Car l’idée de reconnaître le Québec comme société distincte - comme le proposait l’accord - n’a pas été accueillie à bras ouverts dans le Canada anglais et certaines remarques ont pu être lancées, selon le sénateur Rivest.

Une idée partagée par Norman Spector, qui a affirmé que certaines ratures sont peut-être justifiées du fait que l’échec de Meech demeure une question politique d’actualité au Québec, qu’évoquent les souverainistes « pour taper les fédéralistes sur la tête ».
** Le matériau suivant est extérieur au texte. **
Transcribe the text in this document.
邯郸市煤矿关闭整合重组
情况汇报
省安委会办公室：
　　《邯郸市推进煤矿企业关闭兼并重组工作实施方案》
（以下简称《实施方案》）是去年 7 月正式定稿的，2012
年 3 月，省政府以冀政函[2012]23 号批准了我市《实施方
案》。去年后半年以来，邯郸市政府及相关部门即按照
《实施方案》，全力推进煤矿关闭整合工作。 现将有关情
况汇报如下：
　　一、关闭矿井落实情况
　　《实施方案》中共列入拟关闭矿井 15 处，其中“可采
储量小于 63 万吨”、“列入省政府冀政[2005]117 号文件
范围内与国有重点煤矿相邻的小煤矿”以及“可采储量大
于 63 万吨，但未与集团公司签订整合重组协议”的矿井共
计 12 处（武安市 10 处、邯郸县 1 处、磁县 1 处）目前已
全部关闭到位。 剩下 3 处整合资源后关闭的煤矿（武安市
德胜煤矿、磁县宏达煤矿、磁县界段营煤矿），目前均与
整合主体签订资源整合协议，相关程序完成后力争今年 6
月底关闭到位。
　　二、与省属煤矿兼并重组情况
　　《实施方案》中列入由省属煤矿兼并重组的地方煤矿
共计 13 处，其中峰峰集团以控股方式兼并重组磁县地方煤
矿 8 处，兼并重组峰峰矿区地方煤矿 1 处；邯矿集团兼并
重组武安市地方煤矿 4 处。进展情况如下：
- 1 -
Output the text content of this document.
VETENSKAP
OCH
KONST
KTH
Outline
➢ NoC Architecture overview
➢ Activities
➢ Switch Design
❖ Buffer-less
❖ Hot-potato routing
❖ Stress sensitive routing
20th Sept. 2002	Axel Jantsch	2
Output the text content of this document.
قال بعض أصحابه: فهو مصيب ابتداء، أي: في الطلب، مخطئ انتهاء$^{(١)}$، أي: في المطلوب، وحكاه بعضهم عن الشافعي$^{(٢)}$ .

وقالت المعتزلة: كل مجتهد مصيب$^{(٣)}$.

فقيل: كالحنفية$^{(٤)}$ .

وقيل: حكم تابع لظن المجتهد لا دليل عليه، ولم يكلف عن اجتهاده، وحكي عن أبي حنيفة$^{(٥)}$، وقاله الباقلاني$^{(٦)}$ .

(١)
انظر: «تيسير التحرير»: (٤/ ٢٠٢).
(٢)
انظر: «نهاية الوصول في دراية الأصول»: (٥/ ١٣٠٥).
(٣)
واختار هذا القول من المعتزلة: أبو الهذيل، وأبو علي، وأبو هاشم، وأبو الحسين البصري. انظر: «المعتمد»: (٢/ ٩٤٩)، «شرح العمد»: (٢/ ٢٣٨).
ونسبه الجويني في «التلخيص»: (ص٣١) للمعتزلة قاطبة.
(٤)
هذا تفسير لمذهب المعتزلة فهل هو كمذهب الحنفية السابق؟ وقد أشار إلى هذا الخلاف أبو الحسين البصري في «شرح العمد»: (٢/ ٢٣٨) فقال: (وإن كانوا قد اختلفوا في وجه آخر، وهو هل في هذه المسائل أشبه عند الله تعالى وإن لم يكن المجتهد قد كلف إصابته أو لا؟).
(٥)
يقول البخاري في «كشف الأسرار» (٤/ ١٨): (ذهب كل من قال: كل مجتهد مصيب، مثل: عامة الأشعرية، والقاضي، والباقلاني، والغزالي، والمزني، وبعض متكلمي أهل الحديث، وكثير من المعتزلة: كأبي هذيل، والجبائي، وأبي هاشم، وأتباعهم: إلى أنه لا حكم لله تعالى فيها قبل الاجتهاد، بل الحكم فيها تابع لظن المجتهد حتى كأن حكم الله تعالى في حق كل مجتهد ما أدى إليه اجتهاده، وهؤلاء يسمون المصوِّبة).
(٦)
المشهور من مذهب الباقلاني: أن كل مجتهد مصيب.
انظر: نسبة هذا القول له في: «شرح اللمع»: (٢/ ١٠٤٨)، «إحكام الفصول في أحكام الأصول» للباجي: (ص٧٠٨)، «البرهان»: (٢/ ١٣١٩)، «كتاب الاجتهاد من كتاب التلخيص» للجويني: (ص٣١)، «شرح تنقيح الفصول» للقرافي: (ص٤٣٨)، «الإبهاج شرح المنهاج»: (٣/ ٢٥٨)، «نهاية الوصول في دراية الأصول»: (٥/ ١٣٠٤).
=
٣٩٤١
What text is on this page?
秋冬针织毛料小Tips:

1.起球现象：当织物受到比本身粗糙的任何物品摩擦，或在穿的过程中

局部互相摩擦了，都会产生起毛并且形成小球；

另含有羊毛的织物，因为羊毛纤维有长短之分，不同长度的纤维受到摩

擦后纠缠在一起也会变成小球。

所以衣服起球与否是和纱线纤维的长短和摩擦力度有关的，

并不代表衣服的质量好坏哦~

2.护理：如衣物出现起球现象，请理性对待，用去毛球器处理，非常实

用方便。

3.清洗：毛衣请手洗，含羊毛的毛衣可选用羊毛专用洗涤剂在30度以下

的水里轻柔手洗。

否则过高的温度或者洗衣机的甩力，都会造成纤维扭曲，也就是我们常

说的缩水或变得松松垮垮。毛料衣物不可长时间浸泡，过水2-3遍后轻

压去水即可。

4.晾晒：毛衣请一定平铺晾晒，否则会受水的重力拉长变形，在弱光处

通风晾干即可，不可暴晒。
Et les passages citant Jean Charest, qui avait dirigé un comité de consultations, pourraient aussi être jugés délicats, selon M. Spector, puisqu’il est aujourd’hui premier ministre du Québec.

Si la proposition du premier ministre Mulroney avait d’abord été bien accueillie par les provinces, trois d’entre elles s’y sont finalement opposées alors que l’opposition à l’idée d’accorder un statut spécial au Québec a grandi au pays.

Les six mois qui ont mené à l’échec de l’accord, dont la date limite avait été fixée au 23 juin 1990, ont été parmi les plus intenses dans l’histoire du pays. Mais aucune trace de tout cela ne se retrouve dans les documents.

Outre les propos qui ont pu être tenus sur le Québec, le sénateur Rivest estime que ce sont surtout ceux à l’endroit des provinces qui s’opposaient à l’entente qui pourraient risquer de faire le plus grand tort. Le premier ministre Mulroney a ardemment défendu sa position sur le Québec, mais le Manitoba, le Nouveau-Brunswick et Terre-Neuve n’étaient pas convaincus, a-t-il rappelé.

Le sénateur Lowell Murray, qui était le leader du gouvernement au Sénat et le bras droit de M. Mulroney au fil des négociations, doute toutefois qu’une version non censurée des procès-verbaux offrirait des détails plus fascinants.

Le sénateur Murray et M. Spector se souviennent que les discussions détaillées et les pourparlers stratégiques se faisaient à l’extérieur de la salle de réunion, au sein d’un petit groupe de ministres, bureaucrates et conseillers. Et la plupart des tractations ont déjà été dévoilées par les joueurs importants.

À l’issue de l’échec de l’Accord du Lac Meech, le pays s’était retrouvé divisé.

Au fédéral, Lucien Bouchard a créé le Bloc québécois après avoir quitté les conservateurs, entraînant avec lui quelques sympathisants. Et au Québec, le Parti libéral a lui aussi vécu une scission. Cinq ans plus tard, l’échec de Meech avait mené à la tenue d’un second référendum sur la souveraineté du Québec.